Mustafa Koçak

Mustafa Koçak


Dünya'da yoksulluk 22 kez bitebilir!!!

30 Haziran 2025 - 11:51

Geçtiğimiz on yılda, dünya ekonomisinin gidişatı yalnızca serveti değil, eşitsizliği de büyüttü. Dünya bankası raporuna göre dünyanın en zengin 3.000 kişisi bu süre içinde toplam 6,5 trilyon dolar daha zenginleşti. Bu devasa rakam, bazı ülkelerin yıllık milli gelirinin kat kat üzerinde. Ancak bu büyümenin arka planında milyonlarca yoksulun hayalleri eziliyor.

Oxfam’ın aynı döneme dair raporu, bu servet yoğunlaşmasının sadece ekonomik bir dengesizlik değil; aynı zamanda siyasi ve ahlaki bir kriz yarattığını ortaya koyuyor. En zengin %1’lik kesimin, son 10 yılda kazandığı servet 33,9 trilyon doları bulmuş durumda. Bu miktar, dünya üzerindeki tüm yoksulları tam 22 kez yoksulluktan kurtarmaya yetiyor. Ne var ki, bu servetin bir kısmı bile paylaşılmadığı sürece dünyadaki adaletsizlik daha da derinleşmeye mahkûm.

Türkiye de bu küresel trendden muaf değil. Gelir dağılımındaki uçurum giderek büyüyor. TÜİK’in en güncel verilerine göre, en zengin %20’lik kesim toplam gelirin neredeyse yarısını alırken; en yoksul %20 sadece %6’sına sahip. Bu tablo, sosyal barışı tehdit eden ve fırsat eşitliğini neredeyse imkânsız hâle getiren bir sistemin ifadesidir. Türkiye’nin en zengin %20’si kriz dönemlerinde bile zenginleşmeye devam ederken orta direk ve yoksul kesim daha da fakirleşmeye devam ediyor.
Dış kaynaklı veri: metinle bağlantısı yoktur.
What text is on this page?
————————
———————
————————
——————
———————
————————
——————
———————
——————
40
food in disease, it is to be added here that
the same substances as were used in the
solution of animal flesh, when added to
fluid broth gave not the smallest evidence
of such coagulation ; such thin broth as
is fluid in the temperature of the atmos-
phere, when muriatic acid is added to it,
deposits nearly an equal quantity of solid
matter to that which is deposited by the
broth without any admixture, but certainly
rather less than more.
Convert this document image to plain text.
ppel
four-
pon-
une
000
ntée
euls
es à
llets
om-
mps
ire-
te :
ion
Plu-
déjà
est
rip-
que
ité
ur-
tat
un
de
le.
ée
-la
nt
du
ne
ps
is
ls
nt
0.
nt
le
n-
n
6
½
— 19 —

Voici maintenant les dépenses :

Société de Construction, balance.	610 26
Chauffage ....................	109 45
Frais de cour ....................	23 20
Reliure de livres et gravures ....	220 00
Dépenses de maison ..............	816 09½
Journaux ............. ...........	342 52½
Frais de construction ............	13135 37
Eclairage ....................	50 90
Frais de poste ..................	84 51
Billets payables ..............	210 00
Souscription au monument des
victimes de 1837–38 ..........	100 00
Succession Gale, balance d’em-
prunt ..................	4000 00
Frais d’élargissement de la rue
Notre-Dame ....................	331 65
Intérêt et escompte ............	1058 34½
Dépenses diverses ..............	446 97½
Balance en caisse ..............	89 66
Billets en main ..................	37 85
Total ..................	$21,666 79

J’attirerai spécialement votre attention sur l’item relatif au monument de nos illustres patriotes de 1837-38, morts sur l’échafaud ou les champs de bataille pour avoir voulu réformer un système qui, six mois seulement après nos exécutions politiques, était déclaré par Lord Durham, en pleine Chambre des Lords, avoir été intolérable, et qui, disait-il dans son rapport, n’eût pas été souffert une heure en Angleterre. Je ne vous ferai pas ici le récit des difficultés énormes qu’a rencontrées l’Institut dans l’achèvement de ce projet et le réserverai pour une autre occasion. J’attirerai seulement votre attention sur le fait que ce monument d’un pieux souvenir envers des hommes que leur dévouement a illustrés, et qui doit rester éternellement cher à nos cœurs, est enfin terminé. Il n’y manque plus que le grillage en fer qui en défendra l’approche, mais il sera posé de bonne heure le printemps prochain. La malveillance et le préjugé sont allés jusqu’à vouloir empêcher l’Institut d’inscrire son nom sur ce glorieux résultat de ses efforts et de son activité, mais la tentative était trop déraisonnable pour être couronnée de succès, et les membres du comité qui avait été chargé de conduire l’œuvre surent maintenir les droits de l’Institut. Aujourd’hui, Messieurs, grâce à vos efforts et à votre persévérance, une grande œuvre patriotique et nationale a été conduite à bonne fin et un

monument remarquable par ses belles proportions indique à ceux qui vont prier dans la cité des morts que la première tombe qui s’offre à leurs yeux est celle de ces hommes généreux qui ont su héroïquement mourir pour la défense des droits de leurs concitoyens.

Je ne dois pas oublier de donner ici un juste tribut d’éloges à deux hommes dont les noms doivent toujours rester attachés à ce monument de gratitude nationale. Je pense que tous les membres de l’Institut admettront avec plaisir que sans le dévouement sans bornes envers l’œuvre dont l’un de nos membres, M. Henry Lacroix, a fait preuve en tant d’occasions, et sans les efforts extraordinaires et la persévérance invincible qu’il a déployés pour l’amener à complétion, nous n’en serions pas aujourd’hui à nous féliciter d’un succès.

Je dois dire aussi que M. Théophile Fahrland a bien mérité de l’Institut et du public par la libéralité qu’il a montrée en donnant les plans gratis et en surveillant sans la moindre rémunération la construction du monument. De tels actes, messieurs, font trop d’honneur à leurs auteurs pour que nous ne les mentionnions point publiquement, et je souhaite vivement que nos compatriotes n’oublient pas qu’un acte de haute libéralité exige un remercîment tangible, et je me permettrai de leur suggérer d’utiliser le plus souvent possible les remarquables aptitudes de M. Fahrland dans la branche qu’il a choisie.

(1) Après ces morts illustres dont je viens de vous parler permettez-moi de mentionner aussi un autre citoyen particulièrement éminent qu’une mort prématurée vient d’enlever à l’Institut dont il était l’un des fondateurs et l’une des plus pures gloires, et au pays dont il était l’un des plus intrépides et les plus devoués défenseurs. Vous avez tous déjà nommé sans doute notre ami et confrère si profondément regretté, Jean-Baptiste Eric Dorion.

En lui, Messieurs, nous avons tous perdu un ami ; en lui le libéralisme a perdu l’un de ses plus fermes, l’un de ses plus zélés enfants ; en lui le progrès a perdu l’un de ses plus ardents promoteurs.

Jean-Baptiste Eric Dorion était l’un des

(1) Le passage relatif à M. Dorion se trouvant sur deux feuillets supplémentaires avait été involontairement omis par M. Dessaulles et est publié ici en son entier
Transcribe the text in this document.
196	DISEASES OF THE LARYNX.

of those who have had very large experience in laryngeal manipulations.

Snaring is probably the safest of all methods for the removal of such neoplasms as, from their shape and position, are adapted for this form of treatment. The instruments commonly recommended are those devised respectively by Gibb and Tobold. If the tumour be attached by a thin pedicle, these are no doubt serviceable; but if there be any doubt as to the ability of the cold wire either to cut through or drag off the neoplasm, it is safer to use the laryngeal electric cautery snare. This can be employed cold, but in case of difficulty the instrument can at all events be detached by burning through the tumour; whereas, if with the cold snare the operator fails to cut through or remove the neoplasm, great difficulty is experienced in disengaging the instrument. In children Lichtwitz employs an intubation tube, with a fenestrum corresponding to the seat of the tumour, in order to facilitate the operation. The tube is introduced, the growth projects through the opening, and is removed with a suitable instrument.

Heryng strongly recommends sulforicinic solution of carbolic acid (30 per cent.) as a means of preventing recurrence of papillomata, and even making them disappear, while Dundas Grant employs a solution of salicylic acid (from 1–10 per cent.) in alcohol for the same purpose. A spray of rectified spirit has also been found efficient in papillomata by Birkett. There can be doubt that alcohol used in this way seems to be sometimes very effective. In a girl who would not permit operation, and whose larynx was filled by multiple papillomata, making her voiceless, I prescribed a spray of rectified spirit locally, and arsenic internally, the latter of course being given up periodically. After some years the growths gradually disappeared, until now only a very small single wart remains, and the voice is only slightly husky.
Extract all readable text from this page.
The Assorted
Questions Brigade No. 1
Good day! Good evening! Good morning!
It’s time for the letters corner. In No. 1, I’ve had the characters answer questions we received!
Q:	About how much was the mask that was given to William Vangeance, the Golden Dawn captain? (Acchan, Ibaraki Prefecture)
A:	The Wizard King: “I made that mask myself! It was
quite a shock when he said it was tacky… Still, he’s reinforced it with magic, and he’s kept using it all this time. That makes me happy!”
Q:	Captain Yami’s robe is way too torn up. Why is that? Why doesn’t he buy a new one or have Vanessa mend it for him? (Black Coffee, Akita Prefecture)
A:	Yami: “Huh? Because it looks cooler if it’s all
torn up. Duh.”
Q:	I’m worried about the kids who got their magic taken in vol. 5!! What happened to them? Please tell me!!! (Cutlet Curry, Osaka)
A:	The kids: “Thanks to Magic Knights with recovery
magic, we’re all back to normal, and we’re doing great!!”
Zenginleşen kesim, sadece mal varlığını değil; karar alma süreçlerindeki etkisini de artırıyor. Servet, artık sadece ekonomik değil, siyasi bir güç aracı hâline geldi. Zenginler; medya, teknoloji, lobi mekanizmaları üzerinden kamu politikalarını kendi lehlerine şekillendiriyor. Sonuç? Çoğunluğun çıkarı değil, azınlığın konforu korunuyor.

Geleceğe dair tahminler de pek iç açıcı değil. Mevcut trend devam ederse, 2030 yılında dünya servetinin %70’inden fazlasının sadece %1’lik bir kesimin elinde olacağı öngörülüyor. Bu, yalnızca ekonomik bir risk değil; aynı zamanda sosyal huzursuzluklar, politik radikalleşme ve kitlesel göçler gibi sorunların da habercisi.

Peki, çözüm mümkün mü?

Elbette. Küresel ölçekte uygulanacak servet vergileri, şeffaf finansal düzenlemeler ve kamusal hizmetlerin güçlendirilmesiyle bu çarpık düzen törpülenebilir. Uzmanların önerdiği gibi, sadece %2 oranında bir servet vergisi, yılda 250 milyar dolar gelir sağlayabilir. Bu da yoksulluğun azaltılmasında, eğitimin ve sağlığın yaygınlaştırılmasında dev bir adım olur. Lakin bu verginin küresel çapta uygulanması çok mümkün gözükmemektedir. Yoksullardan vergi almak, zenginlerden vergi almaktan çok daha kolaydır.

Olay sadece servetin belli kesimde toplanması değildir. Asıl olay ahlaki çöküntüdedir. Toplumsal yıkımı getirecek olan servetin artması değil, adaletin azalmasıdır. Bir avuç insanın Mars’a koloni kurmak için yatırım yaptığı bir dünyada, milyarlarca insan hâlâ temiz suya, eğitime, tedaviye ulaşamıyorsa bu yalnızca bir sistem arızası değildir; bu, ahlaki bir iflastır.